EXCLUSIVE: Inside the Hunt for Fugitive Travis Decker After He 'Brutally Murdered Three Daughters' – as Ex-Wife Whitney Breaks Her Silence Over Nightmare

Travis Decker is still missing after he is said to have killed all of his kids.
July 25 2025, Published 6:00 a.m. ET
Real-life Rambo Travis Decker's ex-wife has broken her silence following the brutal slaying of their three young daughters, saying that her gorgeous girls came "into the world with open hearts and kindness" and that their legacy will live on "in everyone's heart forever," RadarOnline.com can reveal
Speaking to a crowd of mourners gathered for a memorial some three weeks after the unthinkable deaths of Paityn, 9; Evelyn, 8; and Olivia, 5, Whitney Decker tearfully said she was "so thankful for that time I had with the girls."
Whitney's poignant goodbye comes as authorities continue their manhunt for 32-year-old Travis – a former U.S. Army Ranger who allegedly murdered his daughters by suffocating them inside plastic bags fastened over their heads with zip ties. The brutal slayings occurred shortly after a scheduled, unsupervised May 30 visitation.
The Heartbreaking Crimes

The grieving mother shared a tearful tribute to her daughters' lasting legacy.
The three lifeless bodies were found on June 2 near Rock Island Campground in Washington State's rural Chelan County.
As RadarOnline.com previously reported, the highly trained former commando – who served from March 2013 to July 2021 and deployed to Afghanistan for four months in 2014 – is versed in living off the land and waging guerrilla warfare behind enemy lines.
Authorities are hunting Travis throughout a rugged mountain wilderness sparsely dotted with vacation homes, caves, and abandoned mines.
Meanwhile, the Kittitas County Sheriff's Office said: "There is no certain evidence that Decker remains alive or in this area."
Amid the manhunt, it was revealed Whitney had petitioned a local court last September to modify her and Travis' parenting plan to forbid him from having overnight stays with their girls over fears his mental health had deteriorated.
A county judge agreed and limited Travis' custody to daytime hours on weekends, despite his pleading that he'd had a tough time transitioning to civilian life.
'A Horrible Tragedy'

Decker, a highly trained former commando, is still missing.

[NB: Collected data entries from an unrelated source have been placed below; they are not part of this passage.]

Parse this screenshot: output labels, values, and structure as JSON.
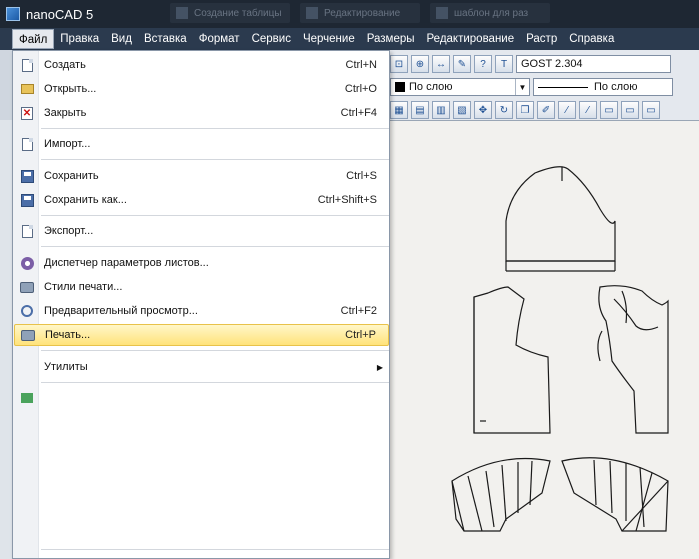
{
  "window": {
    "title": "nanoCAD 5",
    "background_tabs": [
      "Создание таблицы",
      "Редактирование",
      "шаблон для раз"
    ]
  },
  "menubar": {
    "items": [
      "Файл",
      "Правка",
      "Вид",
      "Вставка",
      "Формат",
      "Сервис",
      "Черчение",
      "Размеры",
      "Редактирование",
      "Растр",
      "Справка"
    ],
    "active": "Файл"
  },
  "toolbar": {
    "text_style": "GOST 2.304",
    "layer_color": "По слою",
    "linetype": "По слою"
  },
  "file_menu": {
    "items": [
      {
        "label": "Создать",
        "shortcut": "Ctrl+N",
        "icon": "new-document-icon"
      },
      {
        "label": "Открыть...",
        "shortcut": "Ctrl+O",
        "icon": "open-folder-icon"
      },
      {
        "label": "Закрыть",
        "shortcut": "Ctrl+F4",
        "icon": "close-document-icon"
      },
      {
        "label": "Импорт...",
        "shortcut": "",
        "icon": "import-icon"
      },
      {
        "label": "Сохранить",
        "shortcut": "Ctrl+S",
        "icon": "save-icon"
      },
      {
        "label": "Сохранить как...",
        "shortcut": "Ctrl+Shift+S",
        "icon": "save-as-icon"
      },
      {
        "label": "Экспорт...",
        "shortcut": "",
        "icon": "export-icon"
      },
      {
        "label": "Диспетчер параметров листов...",
        "shortcut": "",
        "icon": "page-setup-icon"
      },
      {
        "label": "Стили печати...",
        "shortcut": "",
        "icon": "print-styles-icon"
      },
      {
        "label": "Предварительный просмотр...",
        "shortcut": "Ctrl+F2",
        "icon": "print-preview-icon"
      },
      {
        "label": "Печать...",
        "shortcut": "Ctrl+P",
        "icon": "print-icon"
      },
      {
        "label": "Утилиты",
        "shortcut": "",
        "icon": ""
      }
    ],
    "highlighted": "Печать..."
  },
  "colors": {
    "titlebar": "#1e2733",
    "menubar": "#2b3a4e",
    "highlight": "#ffe37a",
    "canvas": "#f2f1ee"
  }
}
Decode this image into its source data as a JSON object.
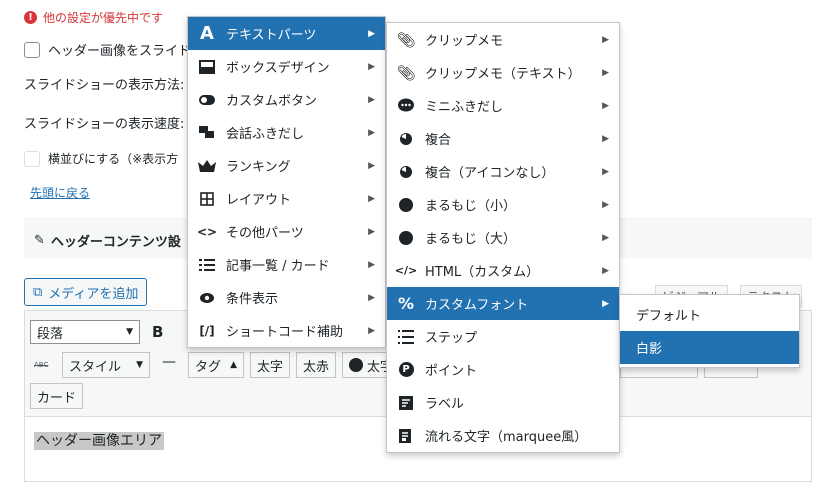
{
  "background": {
    "warning_text": "他の設定が優先中です",
    "header_slide_checkbox_label": "ヘッダー画像をスライド",
    "slideshow_method_label": "スライドショーの表示方法:",
    "slideshow_speed_label": "スライドショーの表示速度:",
    "horizontal_checkbox_label": "横並びにする（※表示方",
    "reset_link": "先頭に戻る",
    "section_title": "ヘッダーコンテンツ設",
    "media_button": "メディアを追加",
    "tab_visual": "ビジュアル",
    "tab_text": "テキスト",
    "format_select": "段落",
    "bold_button": "B",
    "style_select": "スタイル",
    "tag_button": "タグ",
    "futoji_button": "太字",
    "futoaka_button": "太赤",
    "futoji2_button": "太字",
    "card_button": "カード",
    "abc_label": "ABC",
    "dash_label": "—",
    "editor_content": "ヘッダー画像エリア"
  },
  "menu1": {
    "items": [
      {
        "label": "テキストパーツ",
        "icon": "letter-a-icon",
        "active": true
      },
      {
        "label": "ボックスデザイン",
        "icon": "box-icon"
      },
      {
        "label": "カスタムボタン",
        "icon": "toggle-icon"
      },
      {
        "label": "会話ふきだし",
        "icon": "chat-icon"
      },
      {
        "label": "ランキング",
        "icon": "crown-icon"
      },
      {
        "label": "レイアウト",
        "icon": "grid-icon"
      },
      {
        "label": "その他パーツ",
        "icon": "code-icon"
      },
      {
        "label": "記事一覧 / カード",
        "icon": "list-icon"
      },
      {
        "label": "条件表示",
        "icon": "eye-icon"
      },
      {
        "label": "ショートコード補助",
        "icon": "shortcode-icon"
      }
    ]
  },
  "menu2": {
    "items": [
      {
        "label": "クリップメモ",
        "icon": "paperclip-icon"
      },
      {
        "label": "クリップメモ（テキスト）",
        "icon": "paperclip-icon"
      },
      {
        "label": "ミニふきだし",
        "icon": "speech-bubble-icon"
      },
      {
        "label": "複合",
        "icon": "pie-icon"
      },
      {
        "label": "複合（アイコンなし）",
        "icon": "pie-icon"
      },
      {
        "label": "まるもじ（小）",
        "icon": "circle-icon"
      },
      {
        "label": "まるもじ（大）",
        "icon": "circle-icon"
      },
      {
        "label": "HTML（カスタム）",
        "icon": "code-icon"
      },
      {
        "label": "カスタムフォント",
        "icon": "percent-icon",
        "active": true
      },
      {
        "label": "ステップ",
        "icon": "steps-icon"
      },
      {
        "label": "ポイント",
        "icon": "point-icon"
      },
      {
        "label": "ラベル",
        "icon": "label-icon"
      },
      {
        "label": "流れる文字（marquee風）",
        "icon": "marquee-icon"
      }
    ]
  },
  "menu3": {
    "items": [
      {
        "label": "デフォルト"
      },
      {
        "label": "白影",
        "active": true
      }
    ]
  },
  "colors": {
    "accent": "#2271b1",
    "warning": "#d63638"
  }
}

"When I was separated from my original active duty, I came out into the civilian world," he told the court. "I didn't have family, I didn't have friends, I didn't have any support, especially coming to a state where I didn't have anybody."
Meanwhile, veterans' advocates said Travis' experience is, tragically, all too familiar.
"So many of our young men in uniform come to America, after having dutifully served, with scars and wounds that you cannot see," said Derrick Iozzio, head of in Elberta, Alabama, which works with returning veterans.
"It's a horrible tragedy that Travis didn't get the help he needed in time, and that this story ended in the way that it did."